The NTUC proposes to increase the BRP to Rs 16,500 for alignment with the National Minimum Wage starting from July 2024.Despite the financial assistance provided by the government in the form of compensation against the erosion of purchasing power, taxpayers with dependents still face difficult times, highlighted NTUC President Narendranath Gopee.

To ease the tax burden on taxpayers, the confederation suggests revising the deduction for dependents as follows:

1 dependent Rs 150,000 (36%)
2 dependents Rs 240,000 (26%)
3 dependents Rs 330,000 (20%)
4 dependents Rs 400,000 (12%)

The tourism sector has become a major pillar of the Mauritian economy. While its contribution to the GDP is not significant (7.4% in 2022, 5% in 2023 and predicted to be 4.2% in 2024), it is essential, according to the NTUC, that there are “sufficient basic foods and vegetables on the market to meet the hotels’ demand while ensuring an adequate stock for the local population.”

NTUC suggests that the issue of mass production lies in the inefficiency of storage, which currently only concerns cold storage facilities. This type of storage destroys the freshness and taste of vegetables/fruits.

The confederation recommends that the government invest in the construction of storage buildings with sufficient capacity equipped with ultraviolet light sources. “This type of preservation carries no risk of radioactive pollution. Access to the inside of these storage units must be strictly controlled to prevent the transportation of microbes and bacteria from the outside,” proposes NTUC.

As one travels across the island, it has become “appalling to passively watch the huge expanse of fertile land being converted to accommodate smart cities, shopping malls, and expensive housing projects.”

Narendra Gopee adds that “to add a dose of shame to this eagerness to disfigure beauty, private landowners neglect their land and plantations with the intention of selling them at high prices at a later stage.”

A responsible government cannot “allow the transformation of the island into a concrete graveyard,” he adds. Tourists come to Mauritius for its captivating orchards, sea, and sand, not to appreciate massive concrete buildings, supermarkets, and shopping malls.

“The government must encourage private landowners to cultivate essential vegetables, fruits, and other common raw materials. Private landowners who, despite receiving state support, continue to neglect their plots of land should be subject to a land neglect tax.

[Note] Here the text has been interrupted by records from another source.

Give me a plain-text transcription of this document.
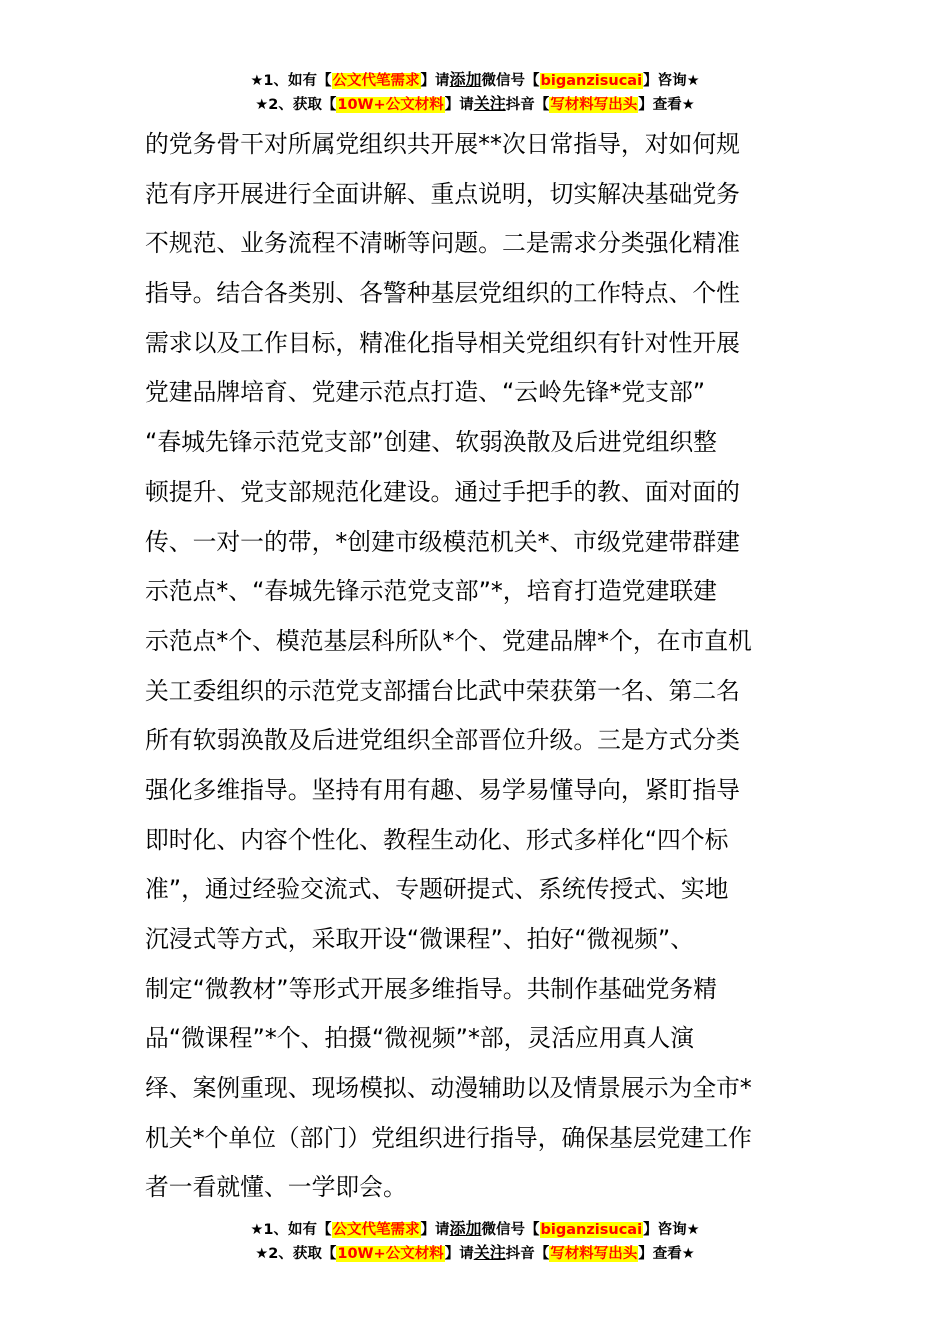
★1、如有【公文代笔需求】请添加微信号【biganzisucai】咨询★
★2、获取【10W+公文材料】请关注抖音【写材料写出头】查看★
的党务骨干对所属党组织共开展**次日常指导，对如何规
范有序开展进行全面讲解、重点说明，切实解决基础党务
不规范、业务流程不清晰等问题。二是需求分类强化精准
指导。结合各类别、各警种基层党组织的工作特点、个性
需求以及工作目标，精准化指导相关党组织有针对性开展
党建品牌培育、党建示范点打造、“云岭先锋*党支部”
“春城先锋示范党支部”创建、软弱涣散及后进党组织整
顿提升、党支部规范化建设。通过手把手的教、面对面的
传、一对一的带，*创建市级模范机关*、市级党建带群建
示范点*、“春城先锋示范党支部”*，培育打造党建联建
示范点*个、模范基层科所队*个、党建品牌*个，在市直机
关工委组织的示范党支部擂台比武中荣获第一名、第二名
所有软弱涣散及后进党组织全部晋位升级。三是方式分类
强化多维指导。坚持有用有趣、易学易懂导向，紧盯指导
即时化、内容个性化、教程生动化、形式多样化“四个标
准”，通过经验交流式、专题研提式、系统传授式、实地
沉浸式等方式，采取开设“微课程”、拍好“微视频”、
制定“微教材”等形式开展多维指导。共制作基础党务精
品“微课程”*个、拍摄“微视频”*部，灵活应用真人演
绎、案例重现、现场模拟、动漫辅助以及情景展示为全市*
机关*个单位（部门）党组织进行指导，确保基层党建工作
者一看就懂、一学即会。
★1、如有【公文代笔需求】请添加微信号【biganzisucai】咨询★
★2、获取【10W+公文材料】请关注抖音【写材料写出头】查看★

The land conversion tax should be increased to discourage the conversion of agricultural land into residential areas. The government should convert lands that have been neglected for a long period of time – more than 30 years – into state land,” NTUC recommends.

NTUC also puts forward a series of proposals, including a monthly allowance of Rs 750 for elderly persons to replace free transportation, retirement at the age of 60, the abandonment of Registration Fees and Transfer Fees for new vehicle owners, the elimination of disciplinary committees in their current form, the establishment of the Employment Relations Appeal Tribunal, and authorization for patients to take possession of their medical records.